Leaders have a great number of traits to consider and practice to make them successful. Moreover, what one leader finds successful in his or her organization and environment might not necessarily work in another. However, as anyone who has read my EBook knows, I do think there are certain tools for leaders that are universally accepted as good tools to use. Two of those universal tools are the topic of this blog, the Dynamic Duo of “Ds” for Leaders – Developing Deputies and Dedication to Duty.

Developing Deputies is an essential trait for successful leadership in any organization. In my EBook, Top 10 Leadership Lessons: Commonsense Leadership Tools for the Shift Supervisor and Chief Executive Alike, I devoted an entire chapter, or lesson, to this concept. I wrote: “To be a great leader, you must empower key deputies (Develop deputies). You need to empower these deputies for three very important reasons. First, you need to grow the leaders that will succeed you and be the leaders of tomorrow. Second, as much as you might think you can, you can’t do it all yourself- not effectively or efficiently, anyway. Finally, you need to empower key deputies to have trusted advisers.” Successful leaders know that they must develop the leaders that will carry the organization into the future. They understand that no matter the size of the organization – unless you are running a business as a solo entrepreneur – it takes a team effort to be successful.
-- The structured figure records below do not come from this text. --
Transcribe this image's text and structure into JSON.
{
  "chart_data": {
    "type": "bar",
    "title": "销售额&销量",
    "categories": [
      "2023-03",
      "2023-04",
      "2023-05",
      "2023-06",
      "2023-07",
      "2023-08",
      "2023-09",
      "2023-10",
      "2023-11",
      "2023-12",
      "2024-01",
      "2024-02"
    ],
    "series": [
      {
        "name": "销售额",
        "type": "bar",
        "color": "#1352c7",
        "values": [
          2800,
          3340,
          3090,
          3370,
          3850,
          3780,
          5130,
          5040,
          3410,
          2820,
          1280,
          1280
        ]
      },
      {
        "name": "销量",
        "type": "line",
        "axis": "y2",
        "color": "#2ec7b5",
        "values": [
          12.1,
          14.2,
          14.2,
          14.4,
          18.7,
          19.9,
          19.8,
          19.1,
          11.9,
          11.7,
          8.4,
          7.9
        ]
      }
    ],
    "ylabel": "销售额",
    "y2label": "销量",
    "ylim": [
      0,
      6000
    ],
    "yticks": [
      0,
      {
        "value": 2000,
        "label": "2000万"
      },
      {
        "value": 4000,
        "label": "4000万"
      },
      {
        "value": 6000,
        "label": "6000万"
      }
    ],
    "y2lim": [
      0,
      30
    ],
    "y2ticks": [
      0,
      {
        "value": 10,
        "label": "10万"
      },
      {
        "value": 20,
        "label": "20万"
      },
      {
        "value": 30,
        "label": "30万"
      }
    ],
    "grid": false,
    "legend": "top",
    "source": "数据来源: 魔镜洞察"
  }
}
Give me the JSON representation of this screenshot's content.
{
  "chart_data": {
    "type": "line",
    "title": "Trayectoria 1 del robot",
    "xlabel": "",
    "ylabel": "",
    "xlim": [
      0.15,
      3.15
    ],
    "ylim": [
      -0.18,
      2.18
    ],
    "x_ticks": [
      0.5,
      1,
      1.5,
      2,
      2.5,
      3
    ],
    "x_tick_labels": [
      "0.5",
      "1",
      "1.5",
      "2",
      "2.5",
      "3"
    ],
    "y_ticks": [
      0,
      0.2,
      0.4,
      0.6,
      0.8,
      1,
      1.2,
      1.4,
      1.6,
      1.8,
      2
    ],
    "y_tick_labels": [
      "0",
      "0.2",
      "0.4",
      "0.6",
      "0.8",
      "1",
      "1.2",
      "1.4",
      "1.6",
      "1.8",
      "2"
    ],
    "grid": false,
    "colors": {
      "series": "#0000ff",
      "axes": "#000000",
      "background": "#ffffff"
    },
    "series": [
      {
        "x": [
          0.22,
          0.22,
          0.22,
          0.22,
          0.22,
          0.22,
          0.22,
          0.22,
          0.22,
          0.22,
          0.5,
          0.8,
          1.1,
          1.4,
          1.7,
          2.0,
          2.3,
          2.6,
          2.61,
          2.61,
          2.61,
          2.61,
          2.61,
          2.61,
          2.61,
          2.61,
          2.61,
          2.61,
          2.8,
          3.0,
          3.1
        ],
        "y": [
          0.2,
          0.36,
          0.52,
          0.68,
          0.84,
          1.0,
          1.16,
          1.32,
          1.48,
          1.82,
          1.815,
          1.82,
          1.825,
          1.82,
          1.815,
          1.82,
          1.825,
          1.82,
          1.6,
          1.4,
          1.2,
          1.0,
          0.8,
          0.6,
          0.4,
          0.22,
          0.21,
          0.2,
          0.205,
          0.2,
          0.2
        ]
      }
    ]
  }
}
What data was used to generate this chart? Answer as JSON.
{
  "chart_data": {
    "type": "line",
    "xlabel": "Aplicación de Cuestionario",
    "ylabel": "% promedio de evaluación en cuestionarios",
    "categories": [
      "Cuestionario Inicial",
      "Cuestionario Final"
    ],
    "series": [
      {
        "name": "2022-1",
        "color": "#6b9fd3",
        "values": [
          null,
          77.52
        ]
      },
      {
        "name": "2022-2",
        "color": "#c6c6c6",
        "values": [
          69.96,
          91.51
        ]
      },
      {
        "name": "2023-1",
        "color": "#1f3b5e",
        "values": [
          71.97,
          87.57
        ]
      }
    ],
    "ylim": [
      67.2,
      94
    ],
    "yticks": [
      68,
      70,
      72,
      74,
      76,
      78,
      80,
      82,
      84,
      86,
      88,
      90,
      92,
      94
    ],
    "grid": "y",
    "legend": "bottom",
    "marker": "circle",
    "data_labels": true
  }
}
Additionally, they understand that they must have key deputies that they can rely on to tell them the truth about the health of the organization. They must Develop Deputies that will tell them not only what they want to hear, but more importantly, what they NEED to hear, whether they WANT to hear it or not.

The other member of the Dynamic Duo of “Ds” for Leaders is Dedication to Duty. Dictionary.com defines duty as “an action or task required by a person’s position or occupation” and “something that one is expected or required to do by moral or legal obligation.” Personally, I like to define Dedication to Duty as a combination of the dictionary definition. In other words, Dedication to Duty for a leader is devotion to an action or task required by the leader’s position that he or she feels a moral obligation to achieve. Furthermore, leaders have the additional role of not only devoting themselves to their morally obliged tasks, but also inspiring those they lead to have that same level of devotion to their tasks and responsibilities. It’s easy to say, but hard to do in many cases. How do leaders get their subordinates / employees / team / etc. to embrace Dedication to Duty? I think it boils down to answering the question “why?”

Regardless of the tasks people perform or the positions and job titles people hold, most people understand what they do, when it needs to be done, where the tasks take place, and even how the tasks are to be accomplished. Dedication to Duty involves understanding the “why.” If an individual understands why their position is important to the team; if they understand how their roles fit into the big picture at higher levels of the organization and even higher echelons; if they comprehend why the functions they have are important to achieving the organization’s goals, then the individuals understand the importance of their contribution to the organization and its purpose. Understanding the “why” is what gives people true Dedication to Duty, and turns a job for a paycheck into a career or a profession for a purpose.

The Dynamic Duo of Developing Deputies and Dedication to Duty will raise the success of any leader and any organization. Holy Developmental Discussion, Batman!